Quelle formation avez-vous suivie pour apprendre les TCC ?

J’exerce ce métier depuis octobre 2015, soit un an et demi au moment d’écrire ces lignes. Il s’agit là de mon premier poste après mon diplôme obtenu en juin 2015. Je pratique les TCC depuis la même époque puisqu’il s’agit de ma formation initiale. J’utilise les TCC lorsque la situation s’y prête et pratique autrement une thérapie proche de l’approche dite intégrative, c’est pourquoi j’espère pouvoir me former à d’autres types de thérapie au cours de ma carrière pour enrichir ma pratique dans ce sens.

Qu’est-ce qui vous a motivée à apprendre les TCC ?

J’ai immédiatement été séduit par le pragmatisme, le langage clair et l’accessibilité des TCC dès que j’en ai entendu parler au cours de ma licence. Lorsque j’ai appris qu’au moment où serait venu le temps pour moi de choisir un master, une formation spécifique aux TCC verrait le jour, je n’ai pas hésité. L’idée de me former à une approche « à la mode », rare et donc courue sur le marché du travail n’a bien sûr pas été pour me détourner.

Quelle formation avez-vous suivie pour apprendre les TCC ?

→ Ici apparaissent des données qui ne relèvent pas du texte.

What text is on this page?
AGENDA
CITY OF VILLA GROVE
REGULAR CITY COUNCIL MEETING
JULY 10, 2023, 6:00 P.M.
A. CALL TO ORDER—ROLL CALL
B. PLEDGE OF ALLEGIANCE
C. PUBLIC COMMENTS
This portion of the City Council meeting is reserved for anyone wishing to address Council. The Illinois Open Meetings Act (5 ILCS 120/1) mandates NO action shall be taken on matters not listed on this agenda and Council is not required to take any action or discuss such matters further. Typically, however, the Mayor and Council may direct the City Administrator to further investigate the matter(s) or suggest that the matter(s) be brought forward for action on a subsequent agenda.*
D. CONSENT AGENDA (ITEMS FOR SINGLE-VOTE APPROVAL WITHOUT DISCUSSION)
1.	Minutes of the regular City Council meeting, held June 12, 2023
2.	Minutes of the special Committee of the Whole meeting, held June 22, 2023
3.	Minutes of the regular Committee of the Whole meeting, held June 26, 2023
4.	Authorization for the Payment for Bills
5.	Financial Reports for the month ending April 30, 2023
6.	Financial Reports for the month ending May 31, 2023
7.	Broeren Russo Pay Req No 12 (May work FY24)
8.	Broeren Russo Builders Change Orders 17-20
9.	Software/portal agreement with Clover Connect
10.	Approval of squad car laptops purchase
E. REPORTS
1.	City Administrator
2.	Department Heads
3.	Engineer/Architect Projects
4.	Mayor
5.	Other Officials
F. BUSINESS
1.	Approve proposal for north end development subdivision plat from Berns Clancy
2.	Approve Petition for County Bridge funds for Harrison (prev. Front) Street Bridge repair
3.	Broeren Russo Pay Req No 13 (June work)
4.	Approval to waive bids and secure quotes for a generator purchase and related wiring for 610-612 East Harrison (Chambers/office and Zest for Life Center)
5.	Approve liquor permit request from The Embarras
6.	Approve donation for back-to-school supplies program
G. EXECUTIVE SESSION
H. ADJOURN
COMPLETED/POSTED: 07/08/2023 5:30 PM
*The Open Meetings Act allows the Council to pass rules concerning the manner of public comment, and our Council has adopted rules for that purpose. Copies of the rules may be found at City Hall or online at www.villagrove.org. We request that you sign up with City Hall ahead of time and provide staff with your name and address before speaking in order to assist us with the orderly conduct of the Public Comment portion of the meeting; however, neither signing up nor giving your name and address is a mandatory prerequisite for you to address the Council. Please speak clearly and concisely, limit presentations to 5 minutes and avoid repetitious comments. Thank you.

J’ai fait partie de la première promotion du master TCC de Strasbourg. Il s’agit d’une formation initiale universitaire en 2 ans, au tarif donc d’une formation universitaire de master, soit à peu près 500 euros par an. C’est une formation professionnalisante qui a le mérite d’être exhaustive dans le domaine puisqu’elle est très spécifique et se focalise uniquement sur les TCC. Elle propose donc un enseignement riche et complet de la discipline, et elle m’a initié à certains sujets pour lesquels j’ai développé un intérêt fort par la suite (thérapie des schémas, et troisième vague, notamment). Je la conseillerai donc à toute personne désireuse d’apprendre les TCC et de se spécialiser dans la matière pour un coût bien inférieur aux formations des instituts privés (bien sûr, il faut pouvoir suivre une formation à temps plein à la faculté). La promotion y était sympathique et le corps enseignant, composé majoritairement de professionnels, très enrichissant. Si vous voulez par contre d’une formation plus polyvalente, un autre master vous correspondra sans doute mieux.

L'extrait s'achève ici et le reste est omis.